地下車庫的燈光,江晏清摟著她的樣子,他推開她又拉回來的動作,他吼“閉嘴”時脖子上的青筋,他轉身時顫抖的脊背。

每一個畫面都像烙鐵,燙在眼皮內側,閉上眼睛反而更清晰。

我和江晏清是標準的青梅竹馬。

江家在本城根基深厚,我家也不差,兩家是世交,門當戶對。

最長的一次分別,就是我出國讀研的這兩年。

所有人都說我命好。

江晏清家世好、相貌好、脾氣好,還是從小把我捧在手心裡長大的人。

初一那年我發燒請假,他不知道從哪弄來一張假條,翹了課,騎了半小時腳踏車來給我送藥。

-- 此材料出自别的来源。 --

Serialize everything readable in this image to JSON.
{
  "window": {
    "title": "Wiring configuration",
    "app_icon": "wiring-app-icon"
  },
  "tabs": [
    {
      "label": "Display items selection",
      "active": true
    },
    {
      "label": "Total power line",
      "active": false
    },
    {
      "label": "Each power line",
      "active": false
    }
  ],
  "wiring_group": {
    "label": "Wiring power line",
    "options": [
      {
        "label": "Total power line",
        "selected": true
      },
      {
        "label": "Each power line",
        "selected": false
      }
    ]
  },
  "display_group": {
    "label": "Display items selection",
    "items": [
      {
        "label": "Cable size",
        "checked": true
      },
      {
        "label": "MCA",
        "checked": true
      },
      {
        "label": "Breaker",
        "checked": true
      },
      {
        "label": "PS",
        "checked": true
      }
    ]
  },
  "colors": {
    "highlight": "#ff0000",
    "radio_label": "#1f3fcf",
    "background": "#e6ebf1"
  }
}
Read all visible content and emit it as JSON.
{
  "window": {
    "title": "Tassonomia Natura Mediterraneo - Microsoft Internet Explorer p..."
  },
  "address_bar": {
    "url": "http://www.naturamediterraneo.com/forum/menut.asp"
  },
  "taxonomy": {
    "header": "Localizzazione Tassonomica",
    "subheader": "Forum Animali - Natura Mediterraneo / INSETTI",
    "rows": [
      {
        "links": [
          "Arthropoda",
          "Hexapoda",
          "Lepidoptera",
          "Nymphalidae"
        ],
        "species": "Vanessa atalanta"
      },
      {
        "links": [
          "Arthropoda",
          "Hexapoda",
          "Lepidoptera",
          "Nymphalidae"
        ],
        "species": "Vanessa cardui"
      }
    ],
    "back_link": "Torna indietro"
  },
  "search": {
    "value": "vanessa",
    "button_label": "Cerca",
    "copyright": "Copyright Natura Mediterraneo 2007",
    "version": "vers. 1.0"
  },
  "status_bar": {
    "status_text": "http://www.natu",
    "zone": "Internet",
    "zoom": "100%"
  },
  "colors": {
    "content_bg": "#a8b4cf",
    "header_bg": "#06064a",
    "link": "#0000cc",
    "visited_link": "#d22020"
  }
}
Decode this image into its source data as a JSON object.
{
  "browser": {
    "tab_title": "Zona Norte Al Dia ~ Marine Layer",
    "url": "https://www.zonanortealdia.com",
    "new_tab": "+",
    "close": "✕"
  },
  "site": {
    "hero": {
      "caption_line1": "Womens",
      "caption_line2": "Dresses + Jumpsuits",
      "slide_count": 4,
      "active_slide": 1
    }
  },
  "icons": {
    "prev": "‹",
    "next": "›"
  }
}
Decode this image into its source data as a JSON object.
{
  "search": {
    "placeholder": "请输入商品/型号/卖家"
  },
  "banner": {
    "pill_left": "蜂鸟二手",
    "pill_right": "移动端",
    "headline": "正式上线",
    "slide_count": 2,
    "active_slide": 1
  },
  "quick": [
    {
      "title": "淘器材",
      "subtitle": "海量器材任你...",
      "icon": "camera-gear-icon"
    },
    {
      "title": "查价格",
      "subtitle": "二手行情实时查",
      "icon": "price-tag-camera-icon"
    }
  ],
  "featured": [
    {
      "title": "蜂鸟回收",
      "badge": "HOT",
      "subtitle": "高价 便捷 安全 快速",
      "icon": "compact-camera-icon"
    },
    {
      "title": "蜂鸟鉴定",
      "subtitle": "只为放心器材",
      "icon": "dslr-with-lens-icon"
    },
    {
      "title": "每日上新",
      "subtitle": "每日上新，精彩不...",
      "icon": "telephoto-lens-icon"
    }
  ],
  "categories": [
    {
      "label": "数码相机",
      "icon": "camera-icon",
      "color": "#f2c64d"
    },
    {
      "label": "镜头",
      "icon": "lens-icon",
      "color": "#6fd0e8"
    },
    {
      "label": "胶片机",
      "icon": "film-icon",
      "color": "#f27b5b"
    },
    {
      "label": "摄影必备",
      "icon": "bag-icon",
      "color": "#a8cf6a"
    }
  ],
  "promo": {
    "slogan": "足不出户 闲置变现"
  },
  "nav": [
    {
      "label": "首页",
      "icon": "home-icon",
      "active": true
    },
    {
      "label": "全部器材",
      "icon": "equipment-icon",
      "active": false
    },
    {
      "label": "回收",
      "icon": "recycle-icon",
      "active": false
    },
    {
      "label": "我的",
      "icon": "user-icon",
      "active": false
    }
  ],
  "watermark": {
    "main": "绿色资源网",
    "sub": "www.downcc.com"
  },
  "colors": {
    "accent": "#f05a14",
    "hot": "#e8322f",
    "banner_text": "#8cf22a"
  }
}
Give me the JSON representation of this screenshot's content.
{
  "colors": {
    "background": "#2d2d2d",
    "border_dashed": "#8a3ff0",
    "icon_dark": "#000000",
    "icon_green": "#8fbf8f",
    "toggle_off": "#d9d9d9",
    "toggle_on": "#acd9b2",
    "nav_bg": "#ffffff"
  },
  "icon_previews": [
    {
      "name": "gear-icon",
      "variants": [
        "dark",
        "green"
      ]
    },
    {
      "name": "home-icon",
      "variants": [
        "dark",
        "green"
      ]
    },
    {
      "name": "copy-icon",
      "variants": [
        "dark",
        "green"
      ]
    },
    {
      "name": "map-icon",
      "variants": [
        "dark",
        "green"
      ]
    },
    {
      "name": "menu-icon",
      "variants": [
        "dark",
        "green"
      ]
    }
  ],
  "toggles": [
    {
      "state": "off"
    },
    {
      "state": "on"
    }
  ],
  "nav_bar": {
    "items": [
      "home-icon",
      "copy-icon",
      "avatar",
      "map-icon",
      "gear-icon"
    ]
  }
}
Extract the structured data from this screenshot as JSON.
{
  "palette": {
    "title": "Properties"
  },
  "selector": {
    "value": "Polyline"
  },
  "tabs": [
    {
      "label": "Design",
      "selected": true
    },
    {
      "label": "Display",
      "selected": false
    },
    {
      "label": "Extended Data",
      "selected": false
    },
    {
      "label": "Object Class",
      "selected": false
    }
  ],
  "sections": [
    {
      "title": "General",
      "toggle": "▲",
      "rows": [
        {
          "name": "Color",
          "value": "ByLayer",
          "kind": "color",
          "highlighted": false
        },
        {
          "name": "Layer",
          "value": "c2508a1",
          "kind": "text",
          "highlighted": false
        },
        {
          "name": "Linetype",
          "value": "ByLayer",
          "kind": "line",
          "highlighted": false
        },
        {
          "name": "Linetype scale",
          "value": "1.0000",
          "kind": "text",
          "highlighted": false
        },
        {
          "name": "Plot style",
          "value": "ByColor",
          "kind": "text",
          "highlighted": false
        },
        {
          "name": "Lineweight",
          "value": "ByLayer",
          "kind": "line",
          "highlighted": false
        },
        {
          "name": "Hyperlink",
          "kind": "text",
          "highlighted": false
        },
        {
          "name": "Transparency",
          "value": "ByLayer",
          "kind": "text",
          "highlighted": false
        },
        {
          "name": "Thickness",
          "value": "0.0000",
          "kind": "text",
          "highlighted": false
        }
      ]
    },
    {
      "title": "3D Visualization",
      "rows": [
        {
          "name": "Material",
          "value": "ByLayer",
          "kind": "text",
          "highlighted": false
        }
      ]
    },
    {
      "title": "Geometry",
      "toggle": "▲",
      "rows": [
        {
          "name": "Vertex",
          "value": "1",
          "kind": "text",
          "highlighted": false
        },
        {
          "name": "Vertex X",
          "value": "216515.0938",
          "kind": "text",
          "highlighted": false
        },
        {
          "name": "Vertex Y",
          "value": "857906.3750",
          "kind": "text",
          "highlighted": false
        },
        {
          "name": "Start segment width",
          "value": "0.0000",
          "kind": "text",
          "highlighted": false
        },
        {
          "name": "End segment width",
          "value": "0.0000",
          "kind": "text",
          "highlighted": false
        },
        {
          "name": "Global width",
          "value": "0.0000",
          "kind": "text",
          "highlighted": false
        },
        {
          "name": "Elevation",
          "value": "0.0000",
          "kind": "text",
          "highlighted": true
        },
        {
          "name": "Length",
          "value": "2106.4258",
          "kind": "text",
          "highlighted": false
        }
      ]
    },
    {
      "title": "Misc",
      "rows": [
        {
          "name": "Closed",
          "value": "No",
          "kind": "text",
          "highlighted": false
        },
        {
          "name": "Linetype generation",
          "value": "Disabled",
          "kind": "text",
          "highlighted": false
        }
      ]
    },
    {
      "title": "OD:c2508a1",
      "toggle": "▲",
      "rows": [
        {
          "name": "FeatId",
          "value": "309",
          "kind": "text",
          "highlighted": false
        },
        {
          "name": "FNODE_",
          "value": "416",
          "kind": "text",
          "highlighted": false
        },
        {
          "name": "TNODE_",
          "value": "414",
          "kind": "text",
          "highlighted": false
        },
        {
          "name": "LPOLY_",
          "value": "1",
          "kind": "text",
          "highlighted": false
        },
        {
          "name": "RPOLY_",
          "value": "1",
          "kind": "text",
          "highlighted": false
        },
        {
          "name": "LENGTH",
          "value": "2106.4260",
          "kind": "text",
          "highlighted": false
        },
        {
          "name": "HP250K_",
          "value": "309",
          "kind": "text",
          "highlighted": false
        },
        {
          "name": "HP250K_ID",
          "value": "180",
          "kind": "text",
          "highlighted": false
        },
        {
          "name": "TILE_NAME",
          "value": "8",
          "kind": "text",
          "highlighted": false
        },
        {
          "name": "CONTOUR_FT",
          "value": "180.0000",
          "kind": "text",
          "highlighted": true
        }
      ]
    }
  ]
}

後來我才知道,那是他第一次翹課,被他爸罰站了一整晚。

高二那年,我家搬到南方滬市。

我以為異地就是終點,可開學第一天,我回頭就看見他坐在最後一排,衝我眨了眨眼。

江家三代單傳的獨子,為了一個女孩轉學,兩家父母差點沒鬧翻。

他從來不說什麼“你是我的全世界”這種話,但他的行動,每一件都在說。

所以當我決定出國讀研、推遲兩年結婚時,所有人都勸我放棄。

連我媽都說:“這麼好的男孩子,打著燈籠都找不到,你就不怕被人搶走?”

只有江晏清沒有勸。

那天他請我吃火鍋,辣得滿頭大汗,突然停下來看著我:“這是你的夢想。知意,你去。我等你。”

他說得那麼輕鬆,好像兩年不過是一場稍長一點的假期。

於是我走了。

我以為我們經得起任何距離和時間。

於是面對畢業時無數知名國際公司拋來的橄欖枝,我都毫不猶豫地拒絕。

同學不解,問我這麼好的offer都不心動?

我笑說,必須回去啊,有個人等了我好多年了。

可我又怎麼能想到。

兩年前信誓旦旦的夏天,那裡已經空無一人。

6

江晏清看著溫寧眼神里的心疼,是實打實的。

我瞭解他,猶如瞭解自己的掌紋。

他動心了。

溫寧是我大二那年資助的貧困生。

那年我陪同爸爸參加公司組織的慈善活動。

校長遞來厚厚一摞特困生的資料。

我從十幾個名字裡抽出了她的——成績優異,高二那年父親患癌,家中頂樑柱倒塌,債臺高築,她不得不輟學。

我第一次見到她時。

她正在醫院走廊裡給她爸爸翻身。瘦得像一根竹竿,眼睛卻大得嚇人,裡面裝著不該屬於那個年紀的疲憊。

我問她:“還想讀書嗎?”

她眼眶紅了,拼命點頭。

後來,我幫她解決了父親的醫療費,她也回到了課堂。